Clay, senior, has had VACTERL syndrome his entire life, which is characterized by abnormalities of a number of body parts, including the vertebrae. He has had 45 surgeries in his lifetime, including multiple spinal surgeries, open heart surgery and an eye surgery due to the complications of his disease.

When the Make-A-Wish Foundation asked him what he wanted in the fifth grade, he responded “I want to be rich and famous.” According to his mother, Amy Beabout, he first wanted to be in an episode of “Drake and Josh,” but Nickelodeon had just finished filming the series at that point. Then they were going to give him a minor role in the sequel to the movie Eragon, but that did not work out either. Then the Make A Wish Foundation partnered with the Make a Film Foundation to make Clay’s wish come true.

Make-A-Wish first told him Clay was going to get to write his own movie. However, this soon became more than writing a movie, Amy said. Clay wrote the movie and starred as the leading role. He was a part of nearly every step of the movie-making process. Prior to creating the movie, he was mentored by actor Elisha Wood and met Jonathan Dayton and Valerie Faris, directors of the movie Little Miss Sunshine.

The writing of the movie took about a year, according to Amy. From sixth to seventh grade, the movie was filmed, and in eighth grade, it premiered in Hollywood. They have had premiers in various locations since and it is scheduled to premiere May 3 in St. Louis. His mother organized these premiers, in order to raise money to give back to the Make A Film Foundation.

“The films these kids make are really interesting, and inspiring, and [making my film] was just a really cool experience,” Clay said. “We’re just trying to give back money to Tamika Lamison [founder of Make a Film] so that she can take this money and make more films for kids.”

Deep Blue Breath stars Sean Astin and Ernie Hudson and cost around $1 million to make. Most notably, it has been featured in 30 film festivals in the short film category according to Amy.

In addition to success, Amy said the filmmaking experience enabled Clay to think long term and have balance in his life. She said most kids would think about what they want to be when they grow up, and where they want to go to college, but Beabout never had that option; he could only think of the next surgery.

“Clay was living his life every six months, and here you do a project that takes two to three years, and so I think it really helped him to experienced the longevity that other people just experience naturally,” Amy said. “It was an interesting way of creating balance.”
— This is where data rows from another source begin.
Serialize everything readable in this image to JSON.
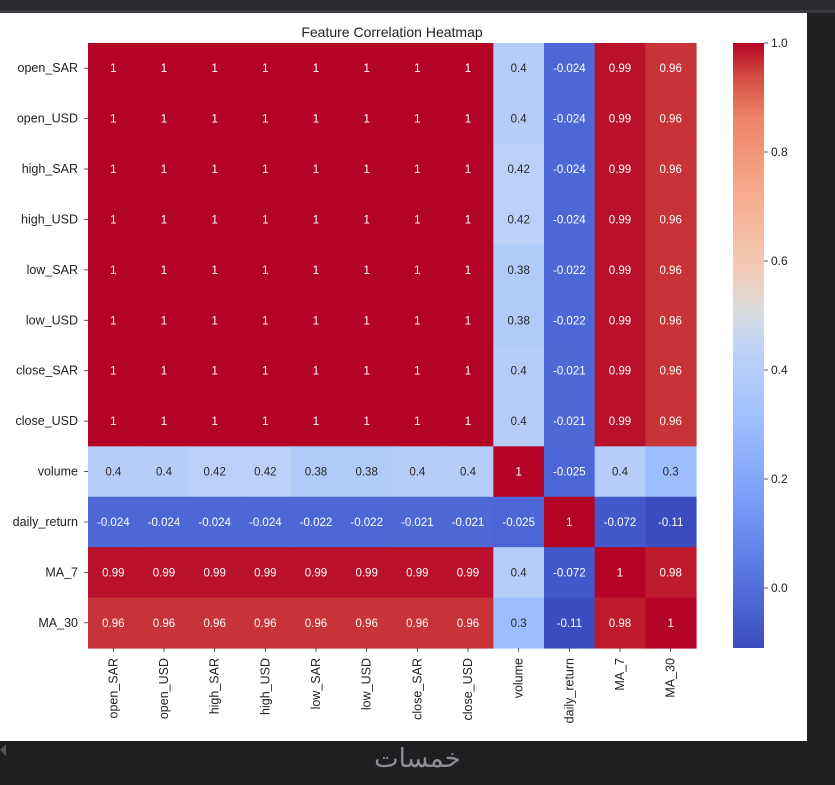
{
  "chart_data": {
    "type": "heatmap",
    "title": "Feature Correlation Heatmap",
    "features": [
      "open_SAR",
      "open_USD",
      "high_SAR",
      "high_USD",
      "low_SAR",
      "low_USD",
      "close_SAR",
      "close_USD",
      "volume",
      "daily_return",
      "MA_7",
      "MA_30"
    ],
    "matrix": [
      [
        1,
        1,
        1,
        1,
        1,
        1,
        1,
        1,
        0.4,
        -0.024,
        0.99,
        0.96
      ],
      [
        1,
        1,
        1,
        1,
        1,
        1,
        1,
        1,
        0.4,
        -0.024,
        0.99,
        0.96
      ],
      [
        1,
        1,
        1,
        1,
        1,
        1,
        1,
        1,
        0.42,
        -0.024,
        0.99,
        0.96
      ],
      [
        1,
        1,
        1,
        1,
        1,
        1,
        1,
        1,
        0.42,
        -0.024,
        0.99,
        0.96
      ],
      [
        1,
        1,
        1,
        1,
        1,
        1,
        1,
        1,
        0.38,
        -0.022,
        0.99,
        0.96
      ],
      [
        1,
        1,
        1,
        1,
        1,
        1,
        1,
        1,
        0.38,
        -0.022,
        0.99,
        0.96
      ],
      [
        1,
        1,
        1,
        1,
        1,
        1,
        1,
        1,
        0.4,
        -0.021,
        0.99,
        0.96
      ],
      [
        1,
        1,
        1,
        1,
        1,
        1,
        1,
        1,
        0.4,
        -0.021,
        0.99,
        0.96
      ],
      [
        0.4,
        0.4,
        0.42,
        0.42,
        0.38,
        0.38,
        0.4,
        0.4,
        1,
        -0.025,
        0.4,
        0.3
      ],
      [
        -0.024,
        -0.024,
        -0.024,
        -0.024,
        -0.022,
        -0.022,
        -0.021,
        -0.021,
        -0.025,
        1,
        -0.072,
        -0.11
      ],
      [
        0.99,
        0.99,
        0.99,
        0.99,
        0.99,
        0.99,
        0.99,
        0.99,
        0.4,
        -0.072,
        1,
        0.98
      ],
      [
        0.96,
        0.96,
        0.96,
        0.96,
        0.96,
        0.96,
        0.96,
        0.96,
        0.3,
        -0.11,
        0.98,
        1
      ]
    ],
    "colormap": "coolwarm",
    "vmin": -0.11,
    "vmax": 1.0,
    "colorbar_ticks": [
      1.0,
      0.8,
      0.6,
      0.4,
      0.2,
      0.0
    ],
    "colorbar_tick_labels": [
      "1.0",
      "0.8",
      "0.6",
      "0.4",
      "0.2",
      "0.0"
    ],
    "colorbar_position": "right"
  },
  "watermark": "خمسات",
  "colors": {
    "background": "#1e1f21",
    "plot_background": "#ffffff",
    "cmap_low": "#3b4cc0",
    "cmap_mid": "#dddddd",
    "cmap_high": "#b40426"
  }
}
Clay said making the film was an eye opening experience. He said it not only gave him a new perspective on film making but a new perspective of his own illness.

“[The movie] has improved how I see myself,” Beabout said. “I was a kid going to surgery back and forth down to San Antonio over and over again, and that would have been it. With this movie, I could express how I felt about that situation, and other people could see it.”

He said he would try to explain his disease to people, but he could never explain everything. The movie allowed people to understand what his surgeries were really like, and to see himself from an outsider’s perspective. He said making the film made his life more enjoyable. Every six months through the creation of his movie, he would have surgery, recover, go to Hollywood to work on the movie, and come back for another surgery.

“People would always tell me ‘You’re such a strong guy. You’re awesome’ but I don’t think that,” Clay said. “I think I’m going into surgeries just because I have to do it; I don’t think I’m tough or anything. The way people viewed me after this was a lot different. People were more optimistic. They treated me as more of a person and less of a person with a disease.”